Mark Kurlansky’s ‘The Boston Way’ explores the split among abolitionists

Mark Kurlansky has written 40 books, but he’s best known for “Cod” and “Salt,” two works in which he looked at common food items with fresh eyes. He has a signature gift for inviting readers to consider the familiar in new ways, which is why “Cod” and “Salt” became bestsellers.

Kurlansky is up to something similar in “The Boston Way,” his new book about how 19th-century pacifists navigated the prospect of an American civil war to end slavery. Hundreds of books have been written about the Civil War, but Kurlansky breathes new life into the subject by taking a more novel slant. He focuses on a subset of Americans in and around Boston who saw slavery as an unmitigated evil, but were horrified by the thought that their fellow citizens might try to settle the matter by killing each other.

Readers might wonder if Kurlansky, who’s best known for writing about food, is up to the challenge of a Civil War narrative. But in addition to his chronicles of cod and salt, along with lively volumes on oysters, milk, salmon, and onions, he’s also churned out books of social history, including “1968: The Year That Rocked the World,” and “Nonviolence: The History of a Dangerous Idea.” In an author’s bio on the dust jacket of “The Boston Way,” Kurlansky makes his own views on nonviolence clear. We learn that he “refused to serve in the Vietnam war, and has opposed every war since.”

Why We Wrote This

A group of abolitionists in Boston urged nonviolent action against slavery, arguing that violent conflict would not solve the issue. Instead, they argued, a civil war would create a backlash and stall progress toward rights for African Americans.

But wasn’t the cause of freeing American slaves worth fighting for? The case for a nonviolent alternative was made most vigorously by William Lloyd Garrison, a Boston abolitionist who rests at the center of Kurlansky’s story. Garrison predicted that if emancipation came about through violence, it would create even more hatred, delaying by at least a century the day when African Americans secured their rights. “It has been taking even longer than that,” Kurlansky concludes.

William Lloyd Garrison was a noted 19th-century abolitionist, journalist, and social reformer. He co-founded the American Anti-Slavery Society.
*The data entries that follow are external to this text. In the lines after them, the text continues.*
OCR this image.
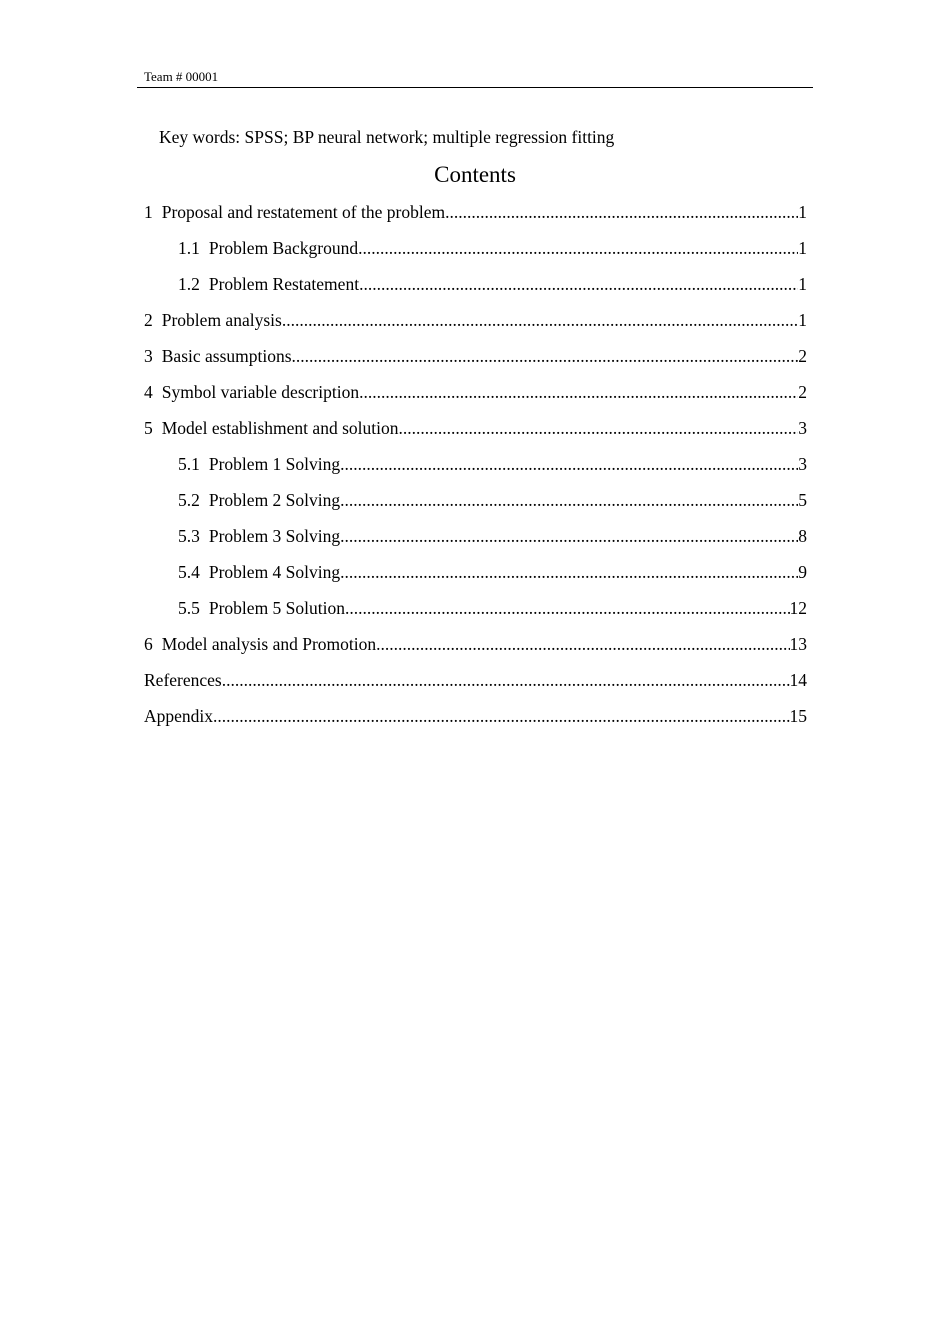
Team # 00001
Key words: SPSS; BP neural network; multiple regression fitting
Contents
1 Proposal and restatement of the problem .....	1
1.1 Problem Background .....	1
1.2 Problem Restatement .....	1
2 Problem analysis .....	1
3 Basic assumptions .....	2
4 Symbol variable description .....	2
5 Model establishment and solution .....	3
5.1 Problem 1 Solving .....	3
5.2 Problem 2 Solving .....	5
5.3 Problem 3 Solving .....	8
5.4 Problem 4 Solving .....	9
5.5 Problem 5 Solution .....	12
6 Model analysis and Promotion .....	13
References .....	14
Appendix .....	15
“The Boston Way” appears at a time when polarized politics are inviting some social commentators to wonder if Americans might collectively take up arms against each other again. Such a prospect might seem unthinkable to most of us, but as Kurlansky suggests, the thought of civil war seemed unthinkable to many antebellum Americans, too. Like last year’s “The Demon of Unrest,” Erik Larson’s account of the days just before the attack on Fort Sumter, “The Boston Way” persuasively immerses readers in the national mood shortly before the Civil War. Kurlansky drops us into this long-ago world quickly – so quickly, in fact, that readers might need some time to get their bearings.

John Brown, the militant abolitionist who would eventually be hanged after seizing a federal arsenal, pops up on the first page, and the trouble starts a few sentences later when he and Garrison get together in Boston in 1857 and debate the best way to end slavery.

“The meeting was a disaster – a shouting match, according to some accounts,” Kurlansky tells readers. Brown was unswayed by Garrison’s calls for nonviolence, using Old Testament passages to invoke notions of vengeance and divine wrath. Kurlansky seems to smile on the page as he quotes a standard rebuttal to such arguments from abolitionist Lydia Maria Child: “What a convenient book the Old Testament is, when ever there is any fighting to be done.”